Dear Home Ec 101,
My cookies keep ending up flat, hard and chewy, what can I do? I have tried 5 different recipes and my cookies all come out the same, flat. I watch them in the oven and they puff all up and then it is like bubbles popping and they flatten out before they are done cooking. What can I do? I have tried melted butter, room temp butter, hard butter and also different bake times and I end up with the same result.
Cookie baking relies heavily on the temperature of the oven, the dough, and the cookie sheet itself. Here are a few tips for creating cookies with more loft. That’s the fancy schmancy way of saying cookies that are not flat as a pancake.
- If your recipe calls for baking powder ensure it is still active.
- Get a thermometer, sometimes the calibration of ovens can be off and even though the dial says 350°F it could be heating to 400°F or the reverse may be true.
- Preheat your oven, it matters.
- Use cold butter and only cream until mixed. The butter and sugar mixure should be consistent in texture (no lumps) but still grainy. Some recommend using a hand mixer over a stand, as the stand mixer is powerful enough to create heat through the friction of mixing the butter and sugar.
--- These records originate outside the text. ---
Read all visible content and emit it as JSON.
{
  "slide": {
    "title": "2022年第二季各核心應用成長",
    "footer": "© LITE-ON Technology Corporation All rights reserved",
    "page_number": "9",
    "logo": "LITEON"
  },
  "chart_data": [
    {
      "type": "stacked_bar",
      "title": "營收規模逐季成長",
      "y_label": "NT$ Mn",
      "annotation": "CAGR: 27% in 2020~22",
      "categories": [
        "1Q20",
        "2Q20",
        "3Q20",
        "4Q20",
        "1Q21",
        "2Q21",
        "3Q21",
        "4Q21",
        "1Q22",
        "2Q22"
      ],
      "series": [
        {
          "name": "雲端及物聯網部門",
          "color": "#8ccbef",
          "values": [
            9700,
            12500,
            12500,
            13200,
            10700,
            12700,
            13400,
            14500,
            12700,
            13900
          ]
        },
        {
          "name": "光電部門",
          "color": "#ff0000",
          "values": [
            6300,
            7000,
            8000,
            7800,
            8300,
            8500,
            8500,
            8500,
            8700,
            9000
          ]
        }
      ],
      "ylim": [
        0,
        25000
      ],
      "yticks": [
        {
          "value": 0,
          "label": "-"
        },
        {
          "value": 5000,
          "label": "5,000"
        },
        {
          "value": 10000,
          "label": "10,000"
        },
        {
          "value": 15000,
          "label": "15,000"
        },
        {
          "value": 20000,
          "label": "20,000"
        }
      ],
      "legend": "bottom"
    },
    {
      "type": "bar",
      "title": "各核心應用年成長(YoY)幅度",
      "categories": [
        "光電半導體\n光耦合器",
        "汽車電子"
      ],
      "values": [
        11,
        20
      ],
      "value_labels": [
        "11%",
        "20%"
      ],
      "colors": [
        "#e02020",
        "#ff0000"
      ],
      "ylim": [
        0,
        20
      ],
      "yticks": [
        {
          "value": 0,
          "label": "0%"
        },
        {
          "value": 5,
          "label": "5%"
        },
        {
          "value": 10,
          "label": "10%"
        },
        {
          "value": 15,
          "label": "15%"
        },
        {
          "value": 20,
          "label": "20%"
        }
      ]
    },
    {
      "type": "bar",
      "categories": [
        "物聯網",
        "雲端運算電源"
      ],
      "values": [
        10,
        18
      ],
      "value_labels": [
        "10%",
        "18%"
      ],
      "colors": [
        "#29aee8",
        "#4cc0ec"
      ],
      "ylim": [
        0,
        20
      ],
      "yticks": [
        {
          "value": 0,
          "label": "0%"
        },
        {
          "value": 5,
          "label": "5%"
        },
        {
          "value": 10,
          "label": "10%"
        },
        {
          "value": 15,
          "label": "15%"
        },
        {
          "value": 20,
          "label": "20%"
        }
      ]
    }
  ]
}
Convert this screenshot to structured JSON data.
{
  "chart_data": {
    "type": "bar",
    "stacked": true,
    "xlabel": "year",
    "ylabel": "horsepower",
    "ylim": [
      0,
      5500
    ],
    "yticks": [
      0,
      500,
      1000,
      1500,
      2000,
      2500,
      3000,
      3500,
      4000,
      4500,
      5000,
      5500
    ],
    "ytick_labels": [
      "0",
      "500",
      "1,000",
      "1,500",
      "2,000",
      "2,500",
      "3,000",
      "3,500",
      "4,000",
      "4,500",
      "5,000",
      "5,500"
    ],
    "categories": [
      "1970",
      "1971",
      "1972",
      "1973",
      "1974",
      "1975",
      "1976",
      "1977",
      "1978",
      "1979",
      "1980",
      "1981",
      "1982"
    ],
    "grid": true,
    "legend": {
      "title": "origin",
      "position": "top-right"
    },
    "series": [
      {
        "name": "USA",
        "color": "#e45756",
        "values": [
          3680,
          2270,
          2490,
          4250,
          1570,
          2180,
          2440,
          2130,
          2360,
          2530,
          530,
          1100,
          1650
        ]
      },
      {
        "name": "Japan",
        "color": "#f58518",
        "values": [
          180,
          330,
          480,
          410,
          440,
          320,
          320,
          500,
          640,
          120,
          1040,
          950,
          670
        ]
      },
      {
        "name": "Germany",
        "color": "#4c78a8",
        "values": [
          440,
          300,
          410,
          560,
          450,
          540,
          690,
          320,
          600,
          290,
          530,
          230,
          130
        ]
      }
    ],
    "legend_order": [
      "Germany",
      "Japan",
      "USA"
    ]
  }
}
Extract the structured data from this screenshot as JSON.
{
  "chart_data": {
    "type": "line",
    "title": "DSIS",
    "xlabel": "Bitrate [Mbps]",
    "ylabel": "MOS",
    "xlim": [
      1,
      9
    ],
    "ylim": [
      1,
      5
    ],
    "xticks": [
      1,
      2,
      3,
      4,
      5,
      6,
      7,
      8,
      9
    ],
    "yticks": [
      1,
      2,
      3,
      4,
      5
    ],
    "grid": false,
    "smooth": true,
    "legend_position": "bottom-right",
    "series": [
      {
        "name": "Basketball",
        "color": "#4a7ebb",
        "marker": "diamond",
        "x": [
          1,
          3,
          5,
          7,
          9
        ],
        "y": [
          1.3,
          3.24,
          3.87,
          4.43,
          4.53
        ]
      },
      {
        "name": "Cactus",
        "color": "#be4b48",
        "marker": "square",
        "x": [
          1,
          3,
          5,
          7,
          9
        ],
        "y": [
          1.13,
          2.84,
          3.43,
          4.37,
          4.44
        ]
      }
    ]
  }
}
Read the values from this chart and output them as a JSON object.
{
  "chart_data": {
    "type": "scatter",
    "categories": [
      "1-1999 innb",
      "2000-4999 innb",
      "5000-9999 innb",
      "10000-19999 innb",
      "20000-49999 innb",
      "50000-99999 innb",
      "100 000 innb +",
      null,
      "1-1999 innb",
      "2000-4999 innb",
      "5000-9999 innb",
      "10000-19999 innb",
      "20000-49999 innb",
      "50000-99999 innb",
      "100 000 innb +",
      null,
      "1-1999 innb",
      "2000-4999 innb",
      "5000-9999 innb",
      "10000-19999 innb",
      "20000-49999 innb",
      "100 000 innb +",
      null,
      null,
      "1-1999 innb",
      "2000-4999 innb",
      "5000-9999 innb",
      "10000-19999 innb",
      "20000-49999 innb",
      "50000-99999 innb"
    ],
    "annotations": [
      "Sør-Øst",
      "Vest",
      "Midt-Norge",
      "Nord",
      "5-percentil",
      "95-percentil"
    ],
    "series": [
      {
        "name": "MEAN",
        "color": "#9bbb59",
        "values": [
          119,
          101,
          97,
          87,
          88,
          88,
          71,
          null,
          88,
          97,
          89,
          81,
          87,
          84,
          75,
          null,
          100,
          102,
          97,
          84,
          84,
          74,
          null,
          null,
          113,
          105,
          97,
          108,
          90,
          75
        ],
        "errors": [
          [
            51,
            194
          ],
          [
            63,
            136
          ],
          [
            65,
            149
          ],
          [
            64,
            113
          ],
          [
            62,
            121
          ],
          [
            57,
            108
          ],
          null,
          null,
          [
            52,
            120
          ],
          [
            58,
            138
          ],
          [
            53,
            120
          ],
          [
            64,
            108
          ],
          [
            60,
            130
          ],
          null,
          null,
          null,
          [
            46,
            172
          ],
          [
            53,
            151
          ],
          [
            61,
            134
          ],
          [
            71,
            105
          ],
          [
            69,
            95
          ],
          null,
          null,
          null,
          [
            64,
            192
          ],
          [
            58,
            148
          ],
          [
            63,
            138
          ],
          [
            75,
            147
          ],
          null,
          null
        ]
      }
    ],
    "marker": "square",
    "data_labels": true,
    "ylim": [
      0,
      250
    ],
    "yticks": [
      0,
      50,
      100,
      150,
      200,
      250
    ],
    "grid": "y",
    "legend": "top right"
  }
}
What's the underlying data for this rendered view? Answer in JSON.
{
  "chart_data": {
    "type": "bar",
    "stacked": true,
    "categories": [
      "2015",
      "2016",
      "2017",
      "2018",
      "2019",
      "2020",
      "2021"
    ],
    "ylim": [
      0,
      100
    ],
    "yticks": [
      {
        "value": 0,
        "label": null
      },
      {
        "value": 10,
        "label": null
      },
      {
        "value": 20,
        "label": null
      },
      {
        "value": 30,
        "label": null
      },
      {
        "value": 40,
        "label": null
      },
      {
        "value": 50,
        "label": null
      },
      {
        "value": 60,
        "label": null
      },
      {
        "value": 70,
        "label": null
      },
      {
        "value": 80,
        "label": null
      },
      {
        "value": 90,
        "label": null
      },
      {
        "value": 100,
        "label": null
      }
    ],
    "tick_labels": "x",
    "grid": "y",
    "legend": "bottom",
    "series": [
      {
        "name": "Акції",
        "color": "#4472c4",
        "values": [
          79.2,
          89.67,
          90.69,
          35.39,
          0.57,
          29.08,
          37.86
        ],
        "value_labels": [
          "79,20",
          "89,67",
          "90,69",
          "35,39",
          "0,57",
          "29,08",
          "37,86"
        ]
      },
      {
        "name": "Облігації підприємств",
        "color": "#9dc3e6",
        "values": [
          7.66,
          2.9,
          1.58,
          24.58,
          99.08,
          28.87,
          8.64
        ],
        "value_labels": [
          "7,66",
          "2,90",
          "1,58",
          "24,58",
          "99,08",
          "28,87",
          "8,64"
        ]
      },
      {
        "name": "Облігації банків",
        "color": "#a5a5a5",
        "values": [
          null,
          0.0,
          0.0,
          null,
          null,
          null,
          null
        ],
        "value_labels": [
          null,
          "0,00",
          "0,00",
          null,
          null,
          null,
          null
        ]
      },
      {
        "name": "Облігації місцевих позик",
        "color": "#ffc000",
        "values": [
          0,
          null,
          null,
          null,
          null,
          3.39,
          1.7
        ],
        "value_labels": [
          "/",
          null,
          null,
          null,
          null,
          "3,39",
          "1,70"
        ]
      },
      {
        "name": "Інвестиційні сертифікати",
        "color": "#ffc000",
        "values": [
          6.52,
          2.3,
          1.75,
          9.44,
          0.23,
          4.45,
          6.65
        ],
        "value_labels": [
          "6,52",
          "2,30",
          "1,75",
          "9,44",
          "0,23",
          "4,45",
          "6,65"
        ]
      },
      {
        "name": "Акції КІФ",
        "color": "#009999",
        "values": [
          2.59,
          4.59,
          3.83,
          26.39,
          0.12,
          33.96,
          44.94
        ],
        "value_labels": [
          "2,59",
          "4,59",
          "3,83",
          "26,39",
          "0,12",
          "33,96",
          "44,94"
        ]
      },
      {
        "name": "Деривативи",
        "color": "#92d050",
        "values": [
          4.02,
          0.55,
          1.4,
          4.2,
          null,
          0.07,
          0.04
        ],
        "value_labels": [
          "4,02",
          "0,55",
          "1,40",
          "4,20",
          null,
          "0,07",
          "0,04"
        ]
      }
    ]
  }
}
- Use your eggs straight from the refrigerator, crack, beat quickly, and add to your batter.
- Store your chocolate chips in the freezer.
- Work quickly, the longer the dough sits at room temperature the warmer it becomes.
- Do not reuse the baking sheet unless it has cooled completely between batches.
- Try chilling the dough for ten minutes in the fridge before baking.
- Finally slightly undercooking your cookies will help keep them from falling. Allow them to sit on the cookie sheet for an extra minute before transferring to a rack.